Each year our government spends approximately 95 billion dollars on research to develop new treatments (medical, behavioral, psychiatric, addiction) and about 1.3 trillion dollars a year on actual services to patients. Yet sadly, less than 1 billion dollars a year is spent on understanding how to take what we learn from science and research – the new interventions - and implement them in practice. The result is that many opportunities are lost to help people who struggle with a host of problems, including addiction.

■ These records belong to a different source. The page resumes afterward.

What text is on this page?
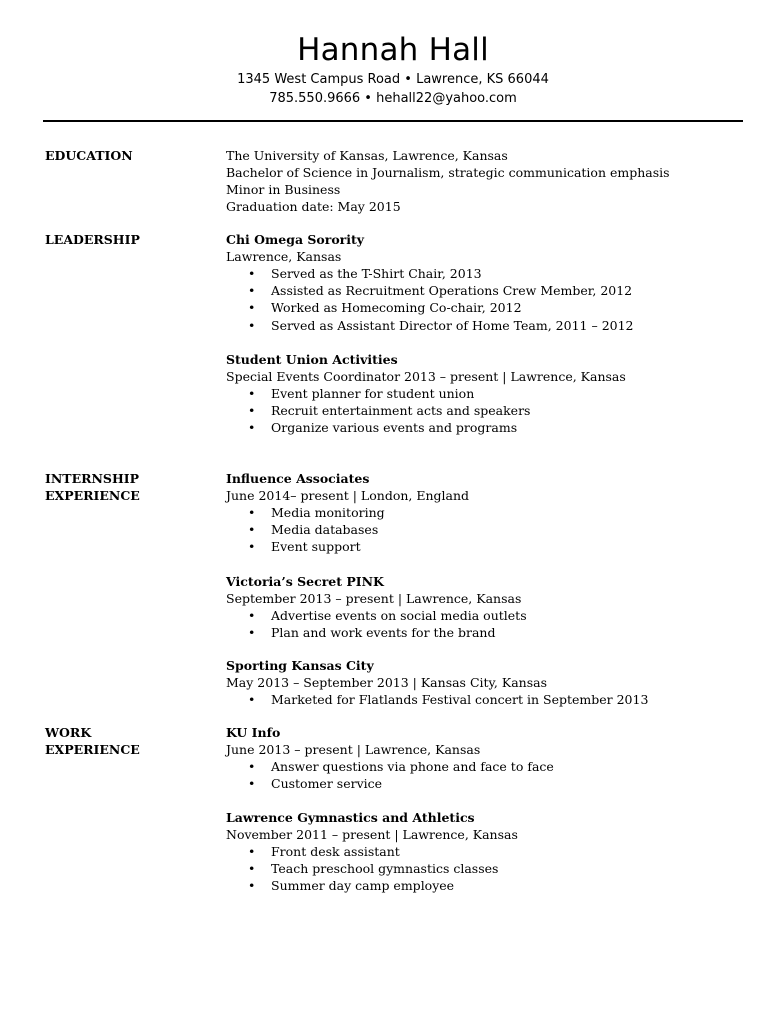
Hannah Hall
1345 West Campus Road • Lawrence, KS 66044
785.550.9666 • hehall22@yahoo.com
EDUCATION	The University of Kansas, Lawrence, Kansas

Bachelor of Science in Journalism, strategic communication emphasis

Minor in Business

Graduation date: May 2015

LEADERSHIP	Chi Omega Sorority

Lawrence, Kansas

• Served as the T-Shirt Chair, 2013
• Assisted as Recruitment Operations Crew Member, 2012
• Worked as Homecoming Co-chair, 2012
• Served as Assistant Director of Home Team, 2011 – 2012

Student Union Activities

Special Events Coordinator 2013 – present | Lawrence, Kansas

• Event planner for student union
• Recruit entertainment acts and speakers
• Organize various events and programs
INTERNSHIP
EXPERIENCE

Influence Associates

June 2014– present | London, England

• Media monitoring
• Media databases
• Event support

Victoria’s Secret PINK

September 2013 – present | Lawrence, Kansas

• Advertise events on social media outlets
• Plan and work events for the brand

Sporting Kansas City

May 2013 – September 2013 | Kansas City, Kansas

• Marketed for Flatlands Festival concert in September 2013
WORK
EXPERIENCE

KU Info

June 2013 – present | Lawrence, Kansas

• Answer questions via phone and face to face
• Customer service

Lawrence Gymnastics and Athletics

November 2011 – present | Lawrence, Kansas

• Front desk assistant
• Teach preschool gymnastics classes
• Summer day camp employee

Fortunately, there is increased momentum to study implementation science and learn how to get the latest treatment discoveries to the front lines – to the clinicians who can make a difference in people’s lives. The movement has been led by Dr. Dean Fixsen who heads The National Implementation Research Network. There is a goldmine of information on this site, including a synthesis of implementation research that can be downloaded for free. What I find most interesting from this work is:
- We know from a lot of research what does not work. For example, training alone, no matter how well it is done, does not result in successful implementation of new innovations. Sadly, this finding has significant implications in the academic arena, where teacher lectures account for a large percentage of class time.
- Having a toolbox of evidence-based practices for addiction, as we do today, is one thing, but getting clinicians to use the various evidence-based tools is an entirely different thing. My dissertation research on use of addiction medications provides evidence for this fact.

- Implementing a new practice or innovation requires a number of specific drivers, diagrammed above from a presentation on the NIRN website. Notice that implementation is a process, not a specific point in time, and it involves individuals at all levels of an organization, dedicated to learning and refining new actions.
This topic also has a lot of relevance for individual treatment. Learning to manage chronic behaviors, resolve underlying core issues, and engage ones creativity requires implementation of specific actions. This is why therapy is also a process – a collaboration between patient and therapist who work together over time to learn how best to incorporate new behaviors into the patient’s life, and stop or limit unhealthy behaviors.
Writing about implementation science reminds me of an earlier post I wrote about making addiction education stick. To increase the chances that new ideas take hold, whether in an organizational context or in individual therapy, we must make our interventions sticky. To do this we must tell stories, boil down complex issues to their essence, be unexpected in our delivery, and make things concrete so understanding is enhanced.
In the end, there are no short cuts to implementation. Remember Wexelblatt’s scheduling algorithm. When implementing an innovation you can pick any two out of a possible three choices: cheap, fast, good (i.e., it can be done cheap and fast, but not good; fast and good, but not cheap; or cheap and good, but not fast). Take your pick.